RE:  THE EVOLVING PROCESS OF MY SERIOUS MENTAL HEALTH PRACTICE.

I am very, very tired today.  As of yet, anyways.  It might have something to do with the extra milligram of Xanax I took last night—to ease my nerves and to be sure I’d be capable to sleep alright.

And so I pay the consequences of side-effects.  Such is life, I guess.  Sigh

Lainey emailed me last night—she’s been reading through Jane Says, which is pretty exciting ;0)  She said she doesn’t understand a lot of the “legal” stuff, but I think it’s going to be alright, because she said she’s really enjoying the story and especially the “journal” parts—which is the most important part of the process—to begin educating as to the true nature of mental illness.

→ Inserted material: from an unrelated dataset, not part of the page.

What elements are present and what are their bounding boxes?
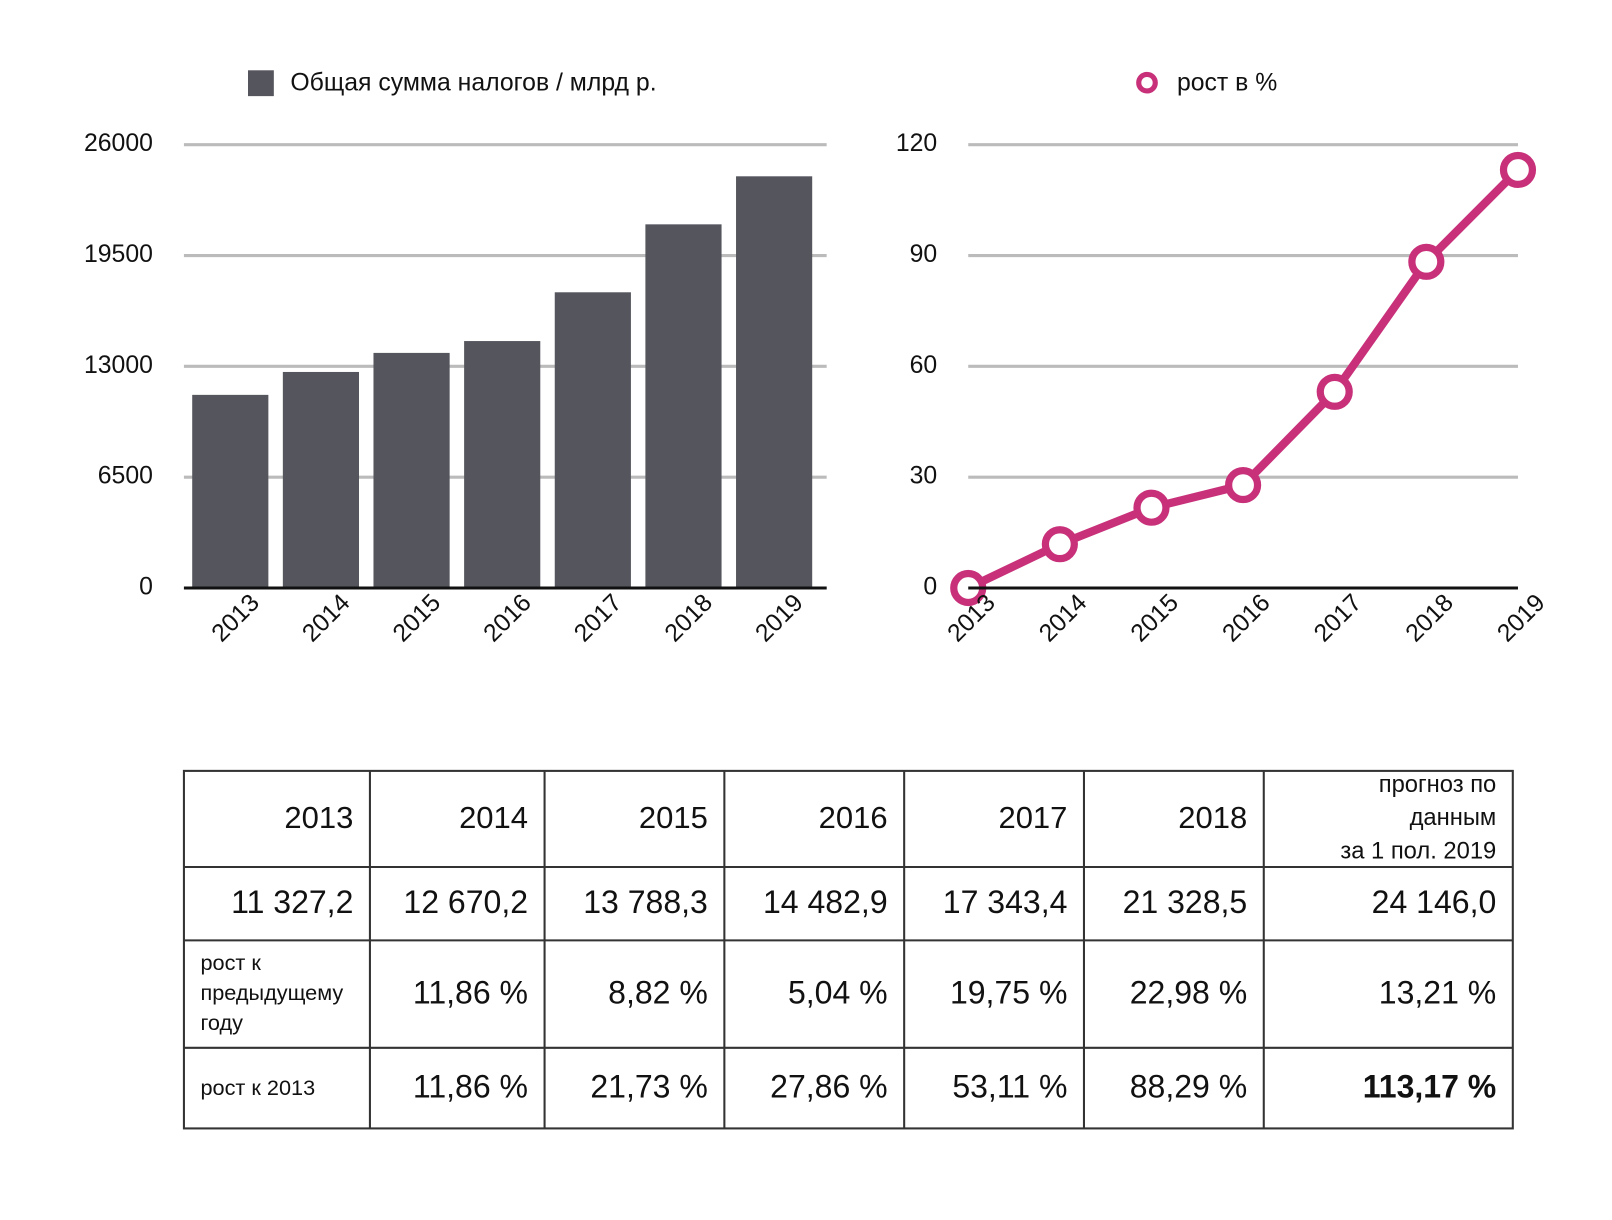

It’s pretty fun to be able to be the one who gets to do that, i.e. my own way—which notably seems to be the only way which is going to work.  So, despite my evolving revelation that I’m going to have to go on “disability” here for awhile, money is less important than enlightening humanity.  And hence, having none, will too just become a part of this process.  It will not last forever…this too shall pass—it will indeed have as with all things—a beginning, middle and too, an end.  So I might as well find the gems in this stage of enlightenment…and enjoy them—whilst they are in existence and so long as they shall last.

I think that’s all for now though…back to reading and educating myself, which I’ve notably found to be very enjoyable at long last.

It occurred to me yesterday, amongst many other revelations, that this is my —dream— now, manifested.

I can clearly recall old journal entries wherein I describe the blessing it would be, to have the freedom to read and explore knowledge and to think and discover and write.  I suppose then, in that particular sense, this concept of going on “disability”, though perhaps disguised, is in fact, a blessing.